Jonathan Franzen talked with Kerri Miller of Minnesota Public Radio / Photo by Tom Campbell
"My parents didn't read books," said Jonathan Franzen Tuesday night. "My mother frowned on novels because they aren't true." Franzen spoke at a sold-out Fitzgerald Theater in St. Paul as part of the Talking Volumes book-club series.
Franzen joked that his parents' lack of interest in serious literature "forced me into a life of concealment."
His fourth novel, "Freedom," recently was published to a round of high-profile positive reviews (including this 4,000-worder from The Guardian, which has such complete plot details that it works if you want to be able to pretend, at a cocktail party, that you have read the book). It shot to the top of the New York Times bestseller list, and was selected for the Oprah Book Club.

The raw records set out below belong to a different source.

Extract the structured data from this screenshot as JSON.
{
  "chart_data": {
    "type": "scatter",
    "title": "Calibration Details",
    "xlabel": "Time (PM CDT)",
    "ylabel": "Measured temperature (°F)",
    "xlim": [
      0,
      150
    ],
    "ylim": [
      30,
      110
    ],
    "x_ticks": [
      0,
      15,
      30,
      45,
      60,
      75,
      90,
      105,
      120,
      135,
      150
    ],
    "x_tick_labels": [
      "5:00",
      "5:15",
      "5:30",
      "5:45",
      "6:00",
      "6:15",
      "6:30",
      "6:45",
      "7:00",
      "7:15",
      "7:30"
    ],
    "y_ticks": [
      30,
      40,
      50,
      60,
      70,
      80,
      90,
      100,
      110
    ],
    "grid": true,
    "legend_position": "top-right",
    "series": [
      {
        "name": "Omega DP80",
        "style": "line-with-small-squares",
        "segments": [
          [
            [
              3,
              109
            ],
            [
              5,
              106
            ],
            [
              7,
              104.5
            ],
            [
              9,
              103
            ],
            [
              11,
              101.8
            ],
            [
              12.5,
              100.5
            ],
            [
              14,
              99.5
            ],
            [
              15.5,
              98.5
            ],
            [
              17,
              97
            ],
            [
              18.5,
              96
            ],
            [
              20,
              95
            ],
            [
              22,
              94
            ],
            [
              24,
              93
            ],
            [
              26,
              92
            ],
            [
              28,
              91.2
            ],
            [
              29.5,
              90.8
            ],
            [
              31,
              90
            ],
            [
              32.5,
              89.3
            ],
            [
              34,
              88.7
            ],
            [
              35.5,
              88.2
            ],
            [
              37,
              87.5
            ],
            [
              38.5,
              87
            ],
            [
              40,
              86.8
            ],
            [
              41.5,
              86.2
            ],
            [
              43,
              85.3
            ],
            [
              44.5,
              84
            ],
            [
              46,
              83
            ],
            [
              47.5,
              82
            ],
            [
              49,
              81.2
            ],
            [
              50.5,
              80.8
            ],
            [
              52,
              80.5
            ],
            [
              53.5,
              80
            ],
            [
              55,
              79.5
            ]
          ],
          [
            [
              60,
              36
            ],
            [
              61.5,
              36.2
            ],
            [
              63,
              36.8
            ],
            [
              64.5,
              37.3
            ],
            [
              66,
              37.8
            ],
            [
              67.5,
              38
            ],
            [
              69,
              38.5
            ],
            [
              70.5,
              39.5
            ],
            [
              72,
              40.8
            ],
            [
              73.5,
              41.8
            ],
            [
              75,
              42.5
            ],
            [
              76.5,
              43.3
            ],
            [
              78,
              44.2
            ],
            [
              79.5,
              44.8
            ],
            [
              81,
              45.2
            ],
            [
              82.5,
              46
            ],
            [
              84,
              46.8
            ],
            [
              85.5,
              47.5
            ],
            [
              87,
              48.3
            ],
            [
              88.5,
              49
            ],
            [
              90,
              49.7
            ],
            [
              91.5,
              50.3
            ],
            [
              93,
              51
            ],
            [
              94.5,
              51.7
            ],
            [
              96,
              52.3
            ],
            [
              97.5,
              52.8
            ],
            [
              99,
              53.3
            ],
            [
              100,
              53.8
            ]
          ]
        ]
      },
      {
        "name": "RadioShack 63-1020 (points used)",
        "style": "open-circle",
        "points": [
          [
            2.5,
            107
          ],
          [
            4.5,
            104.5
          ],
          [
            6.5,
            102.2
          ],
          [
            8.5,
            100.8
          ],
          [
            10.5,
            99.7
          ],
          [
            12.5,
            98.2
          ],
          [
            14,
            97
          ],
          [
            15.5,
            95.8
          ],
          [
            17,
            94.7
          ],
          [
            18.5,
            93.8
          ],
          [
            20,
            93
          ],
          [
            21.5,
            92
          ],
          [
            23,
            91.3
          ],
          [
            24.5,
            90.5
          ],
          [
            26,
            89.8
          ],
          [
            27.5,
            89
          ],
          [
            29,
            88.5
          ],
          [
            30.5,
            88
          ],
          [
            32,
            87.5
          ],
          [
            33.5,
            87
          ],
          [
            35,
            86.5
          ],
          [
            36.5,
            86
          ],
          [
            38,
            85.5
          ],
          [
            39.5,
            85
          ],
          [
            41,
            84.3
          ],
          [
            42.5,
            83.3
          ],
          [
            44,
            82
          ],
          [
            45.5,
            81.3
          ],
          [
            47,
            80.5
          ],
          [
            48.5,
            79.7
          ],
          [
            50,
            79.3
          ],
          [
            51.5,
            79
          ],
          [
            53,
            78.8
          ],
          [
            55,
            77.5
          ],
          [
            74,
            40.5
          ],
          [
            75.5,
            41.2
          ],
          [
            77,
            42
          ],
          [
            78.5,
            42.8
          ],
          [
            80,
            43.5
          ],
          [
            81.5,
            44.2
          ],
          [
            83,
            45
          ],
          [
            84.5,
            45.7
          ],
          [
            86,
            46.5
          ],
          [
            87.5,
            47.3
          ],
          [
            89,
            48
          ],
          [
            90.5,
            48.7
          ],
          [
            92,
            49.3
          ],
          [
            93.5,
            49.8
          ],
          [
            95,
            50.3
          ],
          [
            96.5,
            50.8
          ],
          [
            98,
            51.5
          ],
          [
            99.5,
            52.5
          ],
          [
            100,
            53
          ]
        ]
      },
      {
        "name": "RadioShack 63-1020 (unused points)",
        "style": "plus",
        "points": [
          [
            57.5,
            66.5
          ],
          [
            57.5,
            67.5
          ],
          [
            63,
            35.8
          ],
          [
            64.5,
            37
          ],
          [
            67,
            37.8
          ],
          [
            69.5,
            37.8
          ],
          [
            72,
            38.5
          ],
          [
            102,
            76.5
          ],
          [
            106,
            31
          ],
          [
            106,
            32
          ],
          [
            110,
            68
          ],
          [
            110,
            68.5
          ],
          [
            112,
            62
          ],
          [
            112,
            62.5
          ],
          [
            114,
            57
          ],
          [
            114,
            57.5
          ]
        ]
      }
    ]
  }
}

Franzen talked with Kerri Miller of Minnesota Public Radio about a range of topics -- Oprah, Obama, birdwatching, Kafka and national politics. His talk will be re-broadcast Thursday (Sept. 23) on MPR's "Midmorning" program.
Referring to his 2001 disagreement with Oprah over her blessing of his novel "The Corrections," Franzen insisted, "I don't hate that woman. She's done wonderful things for books." Franzen will appear on Oprah's show later this fall in connection with his new novel.
The news that Obama had picked up "Freedom" at a Martha's Vineyard bookstore last month was "incredibly flattering," Franzen said.
Describing himself as a liberal Democrat, Franzen said he thought the newly passed healthcare plan, far from being "socialist," was a moderate move for much-needed reform. He said he ditched his onetime plan to try and write a novel about Washington, D.C., when he realized, "who can compete with the actual national political scene?"